UBS analyst Colin Langan is the latest bear to rain on Tesla’s (NASDAQ:TSLA) parade, issuing a $190 price target on Tesla stock and reiterating his “sell” recommendation on the shares.
Langan’s beef with Tesla stock has to do with the $2.90 per share profit that TSLA reported for the third quarter, well above analysts’ consensus estimate of a 15-cent loss per share of TSLA stock.
Langan believes that regulatory credits accounted for $1.06 per share of Tesla stock in Q3 or 37% of its overall profit in the quarter, substantially lowering the quality of the results reported by TSLA on Oct. 24.
What Are These Credits?
They are credits earned by the company for producing zero-emission vehicles (ZEV).
Several U.S. states, most notably California, have legislation in place that requires auto makers to sell a minimum number of zero-emission vehicles each year in those states. Companies that don’t meet the standards buy credits from Tesla and other electric-vehicle manufacturers in order to comply with the laws.
Tesla’s profit margins on the credits are nearly 100%.
“Tesla states they only report ZEV credits in their quarterly update letters because ZEV credits are random while other credits track delivery volume. However, this has not been the case historically,” wrote Langan in his note to clients. “The help from other EV credits in Q3 highlights that underlying operations were not as strong as the original release implied, and increases our confidence that Q4 results will decline despite higher volumes.”
While the analyst is right to assume that the regulatory credits that boosted Tesla’s results and Tesla stock in Q3 likely won’t be present in Q4, he’s wrong to think that Tesla’s earnings won’t be nearly as bright without them.
A Bait and Switch?
As I look at Tesla’s 10-Q regulatory filing for Q3, I have a hard time understanding what Langan’s problem is.
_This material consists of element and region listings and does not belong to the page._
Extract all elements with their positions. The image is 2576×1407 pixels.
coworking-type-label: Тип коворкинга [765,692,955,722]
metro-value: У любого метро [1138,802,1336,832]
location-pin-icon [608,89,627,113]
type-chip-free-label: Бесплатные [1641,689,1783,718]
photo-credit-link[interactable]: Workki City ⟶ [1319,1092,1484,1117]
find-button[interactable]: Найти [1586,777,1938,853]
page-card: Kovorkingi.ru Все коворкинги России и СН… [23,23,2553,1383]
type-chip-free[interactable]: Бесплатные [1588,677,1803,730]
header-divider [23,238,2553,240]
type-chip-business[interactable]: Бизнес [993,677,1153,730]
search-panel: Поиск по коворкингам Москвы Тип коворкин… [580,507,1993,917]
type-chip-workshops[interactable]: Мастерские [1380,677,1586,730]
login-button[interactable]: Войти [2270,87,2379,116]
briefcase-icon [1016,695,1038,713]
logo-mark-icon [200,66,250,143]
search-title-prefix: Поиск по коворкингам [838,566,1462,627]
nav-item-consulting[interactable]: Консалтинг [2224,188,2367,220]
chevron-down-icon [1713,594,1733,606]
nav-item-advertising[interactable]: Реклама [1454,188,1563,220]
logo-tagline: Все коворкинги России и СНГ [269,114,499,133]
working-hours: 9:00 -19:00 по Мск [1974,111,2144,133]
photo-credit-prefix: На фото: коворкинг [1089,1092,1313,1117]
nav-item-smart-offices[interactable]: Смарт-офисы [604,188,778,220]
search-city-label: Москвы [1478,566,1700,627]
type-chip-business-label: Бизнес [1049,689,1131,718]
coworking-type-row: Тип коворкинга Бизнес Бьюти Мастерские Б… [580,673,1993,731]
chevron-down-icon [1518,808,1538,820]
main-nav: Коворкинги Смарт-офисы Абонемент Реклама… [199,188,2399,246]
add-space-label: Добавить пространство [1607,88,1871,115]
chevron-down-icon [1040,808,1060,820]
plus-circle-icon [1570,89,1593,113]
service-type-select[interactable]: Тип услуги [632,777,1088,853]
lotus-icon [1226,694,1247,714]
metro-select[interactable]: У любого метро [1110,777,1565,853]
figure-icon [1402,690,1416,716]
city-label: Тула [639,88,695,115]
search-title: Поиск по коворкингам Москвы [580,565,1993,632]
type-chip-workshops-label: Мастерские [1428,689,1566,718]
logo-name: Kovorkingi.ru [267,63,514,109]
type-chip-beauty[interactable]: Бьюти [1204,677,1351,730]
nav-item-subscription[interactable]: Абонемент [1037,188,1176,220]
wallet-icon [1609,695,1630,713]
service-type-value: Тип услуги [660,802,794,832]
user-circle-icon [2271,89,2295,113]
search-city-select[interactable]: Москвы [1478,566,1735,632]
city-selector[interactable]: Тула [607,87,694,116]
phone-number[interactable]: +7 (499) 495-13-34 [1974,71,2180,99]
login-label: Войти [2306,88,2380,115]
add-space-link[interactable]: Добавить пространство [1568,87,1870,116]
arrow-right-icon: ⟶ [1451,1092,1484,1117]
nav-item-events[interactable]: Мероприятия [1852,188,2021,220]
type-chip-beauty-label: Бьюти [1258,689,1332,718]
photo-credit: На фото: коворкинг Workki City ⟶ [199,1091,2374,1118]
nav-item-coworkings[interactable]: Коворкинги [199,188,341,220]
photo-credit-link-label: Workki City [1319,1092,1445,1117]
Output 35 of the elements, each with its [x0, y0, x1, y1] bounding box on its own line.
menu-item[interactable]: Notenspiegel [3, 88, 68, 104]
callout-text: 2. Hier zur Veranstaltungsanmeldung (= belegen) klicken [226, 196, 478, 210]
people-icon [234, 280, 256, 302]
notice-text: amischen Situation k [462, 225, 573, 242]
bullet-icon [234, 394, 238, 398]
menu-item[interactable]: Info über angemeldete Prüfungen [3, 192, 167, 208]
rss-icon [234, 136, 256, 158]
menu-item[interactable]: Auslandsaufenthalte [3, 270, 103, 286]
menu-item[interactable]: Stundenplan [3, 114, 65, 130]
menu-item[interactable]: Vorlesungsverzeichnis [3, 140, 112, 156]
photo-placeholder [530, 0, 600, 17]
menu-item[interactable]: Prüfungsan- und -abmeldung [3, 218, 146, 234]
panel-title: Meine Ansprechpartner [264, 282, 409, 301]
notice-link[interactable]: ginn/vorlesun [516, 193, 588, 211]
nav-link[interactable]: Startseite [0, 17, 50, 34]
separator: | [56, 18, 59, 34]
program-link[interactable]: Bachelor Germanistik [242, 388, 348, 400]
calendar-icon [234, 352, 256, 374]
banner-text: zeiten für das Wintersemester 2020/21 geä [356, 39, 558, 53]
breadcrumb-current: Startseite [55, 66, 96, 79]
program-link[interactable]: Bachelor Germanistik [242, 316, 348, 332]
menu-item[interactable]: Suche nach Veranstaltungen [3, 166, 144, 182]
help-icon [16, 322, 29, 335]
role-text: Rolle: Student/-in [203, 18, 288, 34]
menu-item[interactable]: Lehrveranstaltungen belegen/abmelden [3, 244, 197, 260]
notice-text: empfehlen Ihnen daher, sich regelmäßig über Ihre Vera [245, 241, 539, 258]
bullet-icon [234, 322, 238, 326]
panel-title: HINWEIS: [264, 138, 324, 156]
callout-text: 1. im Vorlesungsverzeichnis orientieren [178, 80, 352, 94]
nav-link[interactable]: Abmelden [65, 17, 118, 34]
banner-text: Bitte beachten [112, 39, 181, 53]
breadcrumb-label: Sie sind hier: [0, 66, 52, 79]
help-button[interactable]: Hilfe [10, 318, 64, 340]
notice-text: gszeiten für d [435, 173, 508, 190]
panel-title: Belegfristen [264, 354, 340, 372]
The analyst seems to suggest that TSLA was hiding the existence of these credits in order to make its profits look better than they were.
However, if you look in the 10-Q, you’ll see the credits are listed as a revenue source for the company. Tesla’s credits of $137.2 million in the quarter were significantly higher than the $19.5 million in credits a year earlier.
The sale of these credits is based on long-term contracts that Tesla has with buyers . They’re based on Tesla’s production volumes. Naturally, as Tesla’s volumes have grown over the past year, the credits it has amassed and sold have increased dramatically.
Go back to the Q3 2017 earnings release, and you’ll find that there is no mention of the $19.5 million of credits for that quarter. Look at the 10-Q, and you’ll see that the credits are included in automotive revenues.
Sloppy and inconsistent reporting? Perhaps, but I’d hardly call it a case of Tesla trying to mislead investors.
The Bottom Line on Tesla Stock
It’s not Tesla’s fault that it produces nothing but electric vehicles and therefore is entitled to significant revenues from the sale of these credits.
They exist to incentivize auto manufacturers to make and sell more energy-efficient vehicles. Plain and simple.
If the $1.06 per share of automotive credits are excluded from Tesla’s bottom line profits, TSLA still had $314 million of net income in Q3, a significant achievement for a company which is supposedly bleeding cash.
I believe Tesla stock is worth a lot more than $420 per share, the price that Elon Musk proposed for a take-private deal in August.
With or without the credits, TSLA will continue to grow its business. Little by little, the company’s income statement and balance sheet will get healthier, and the issue surrounding the credits will disappear like all the other arguments against it.
From where I sit, investors should still buy Tesla stock.
As of this writing Will Ashworth did not hold a position in any of the aforementioned securities.